Minnesota healthcare providers still reeling 4 years after start of pandemic

Four years after Minnesota Governor Tim Walz declared a peacetime emergency over the COVID-19 pandemic, healthcare systems are still experiencing long-term impacts.

LeadingAge Minnesota says the senior care sector is experiencing record retirements and resignations, as caregivers continue to reel from the trauma of working through the pandemic.

"Everything that was occurring through the pandemic quite frankly financially devastated a lot of senior care organizations—they haven’t recovered—and we lost a lot of workforce," said Kari Thurlow, President and CEO of LeadingAge Minnesota. "We are still experiencing record resignations and retirements in our field."

Thurlow said nursing homes across Minnesota have a 20% staffing vacancy rate. She says while most of the country has moved on, they are still suffering.

"It's not a function that we don’t have open beds, it's not a function that we don’t have open units, we don’t have people."

Industry groups are currently asking the state legislature for special funding that would allow them to offer caregivers a pay increase and, hopefully, attract new applicants.

Hospitals are facing the same struggles, although Joy Plamann, the Chief Operating Officer at CentraCare, said they can reflect on the pandemic with some positive takeaways.

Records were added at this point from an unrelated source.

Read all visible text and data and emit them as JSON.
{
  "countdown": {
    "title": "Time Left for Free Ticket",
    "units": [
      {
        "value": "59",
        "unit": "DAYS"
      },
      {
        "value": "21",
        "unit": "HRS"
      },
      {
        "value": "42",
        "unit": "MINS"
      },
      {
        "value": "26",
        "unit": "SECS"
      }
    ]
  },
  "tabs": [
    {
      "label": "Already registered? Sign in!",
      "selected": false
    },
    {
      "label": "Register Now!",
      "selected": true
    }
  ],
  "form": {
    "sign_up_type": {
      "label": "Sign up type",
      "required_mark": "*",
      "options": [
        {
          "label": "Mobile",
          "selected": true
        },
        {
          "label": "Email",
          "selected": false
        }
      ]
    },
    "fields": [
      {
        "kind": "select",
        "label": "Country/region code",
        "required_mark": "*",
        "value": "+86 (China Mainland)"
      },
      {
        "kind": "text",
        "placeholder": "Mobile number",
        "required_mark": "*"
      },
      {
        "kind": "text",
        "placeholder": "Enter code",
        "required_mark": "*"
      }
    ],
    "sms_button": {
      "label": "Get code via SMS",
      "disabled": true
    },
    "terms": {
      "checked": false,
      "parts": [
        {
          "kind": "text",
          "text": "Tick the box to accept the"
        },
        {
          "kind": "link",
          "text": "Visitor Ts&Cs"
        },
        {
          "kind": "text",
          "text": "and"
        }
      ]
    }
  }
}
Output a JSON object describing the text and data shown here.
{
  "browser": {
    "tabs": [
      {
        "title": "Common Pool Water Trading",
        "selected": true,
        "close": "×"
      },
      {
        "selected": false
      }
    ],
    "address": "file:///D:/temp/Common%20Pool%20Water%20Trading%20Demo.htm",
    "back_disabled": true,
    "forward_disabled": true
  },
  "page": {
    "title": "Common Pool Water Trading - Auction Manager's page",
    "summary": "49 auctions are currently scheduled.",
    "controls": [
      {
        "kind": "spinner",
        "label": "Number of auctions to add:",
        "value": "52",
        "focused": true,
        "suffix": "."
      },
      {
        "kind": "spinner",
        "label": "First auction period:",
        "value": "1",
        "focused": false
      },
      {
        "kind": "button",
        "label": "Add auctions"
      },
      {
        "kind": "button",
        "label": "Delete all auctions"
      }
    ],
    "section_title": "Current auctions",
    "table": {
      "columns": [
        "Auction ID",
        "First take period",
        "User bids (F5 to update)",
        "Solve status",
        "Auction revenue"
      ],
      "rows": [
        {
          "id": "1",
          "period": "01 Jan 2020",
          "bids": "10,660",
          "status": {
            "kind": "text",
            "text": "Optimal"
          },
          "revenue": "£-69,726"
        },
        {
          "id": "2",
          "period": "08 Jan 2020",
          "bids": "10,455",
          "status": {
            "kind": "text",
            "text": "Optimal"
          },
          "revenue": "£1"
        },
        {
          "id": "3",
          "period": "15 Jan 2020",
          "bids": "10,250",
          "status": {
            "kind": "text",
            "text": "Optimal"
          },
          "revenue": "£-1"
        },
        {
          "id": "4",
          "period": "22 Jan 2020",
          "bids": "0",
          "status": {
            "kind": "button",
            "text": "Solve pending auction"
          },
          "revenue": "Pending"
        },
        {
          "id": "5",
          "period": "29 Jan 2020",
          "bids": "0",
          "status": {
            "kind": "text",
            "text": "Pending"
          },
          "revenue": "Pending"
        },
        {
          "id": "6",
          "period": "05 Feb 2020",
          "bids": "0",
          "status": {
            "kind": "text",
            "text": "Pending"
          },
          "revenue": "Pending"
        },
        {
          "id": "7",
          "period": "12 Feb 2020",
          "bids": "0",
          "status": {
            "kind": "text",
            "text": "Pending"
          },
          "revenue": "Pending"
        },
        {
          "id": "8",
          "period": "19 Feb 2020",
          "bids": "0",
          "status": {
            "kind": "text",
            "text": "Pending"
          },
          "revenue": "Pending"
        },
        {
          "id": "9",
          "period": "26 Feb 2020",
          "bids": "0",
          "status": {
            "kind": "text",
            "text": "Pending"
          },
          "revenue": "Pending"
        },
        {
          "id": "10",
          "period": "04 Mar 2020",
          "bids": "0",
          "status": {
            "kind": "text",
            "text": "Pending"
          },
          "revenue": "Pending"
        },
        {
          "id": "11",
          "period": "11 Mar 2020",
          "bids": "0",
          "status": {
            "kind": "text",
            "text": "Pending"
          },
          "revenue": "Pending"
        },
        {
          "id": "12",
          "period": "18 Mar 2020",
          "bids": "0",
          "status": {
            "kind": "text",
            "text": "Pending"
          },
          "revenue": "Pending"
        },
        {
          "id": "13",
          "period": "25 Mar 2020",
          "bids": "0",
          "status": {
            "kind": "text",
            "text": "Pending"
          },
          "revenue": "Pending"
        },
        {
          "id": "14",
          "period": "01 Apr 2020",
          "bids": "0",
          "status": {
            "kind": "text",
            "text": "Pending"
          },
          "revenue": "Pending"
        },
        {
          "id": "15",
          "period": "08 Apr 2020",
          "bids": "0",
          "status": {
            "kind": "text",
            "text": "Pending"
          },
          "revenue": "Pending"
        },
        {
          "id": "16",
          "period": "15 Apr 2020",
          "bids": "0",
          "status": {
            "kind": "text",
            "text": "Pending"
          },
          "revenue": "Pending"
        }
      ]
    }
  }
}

"There are so many things that we can and need to continue to solve in healthcare and we’re using those same tools that we did during the pandemic at a little bit of a different pace," said Plamann.

Plamann said the way all the hospital systems worked together at that time was an innovative and inspiring lesson.

"Normally we are competitors… but we had to figure out a way to serve our patients," she said.

 "What we’ve learned and how we’ve changed as an entire healthcare system… will allow us to move into the next healthcare crisis that we have to solve in a very different way," she added.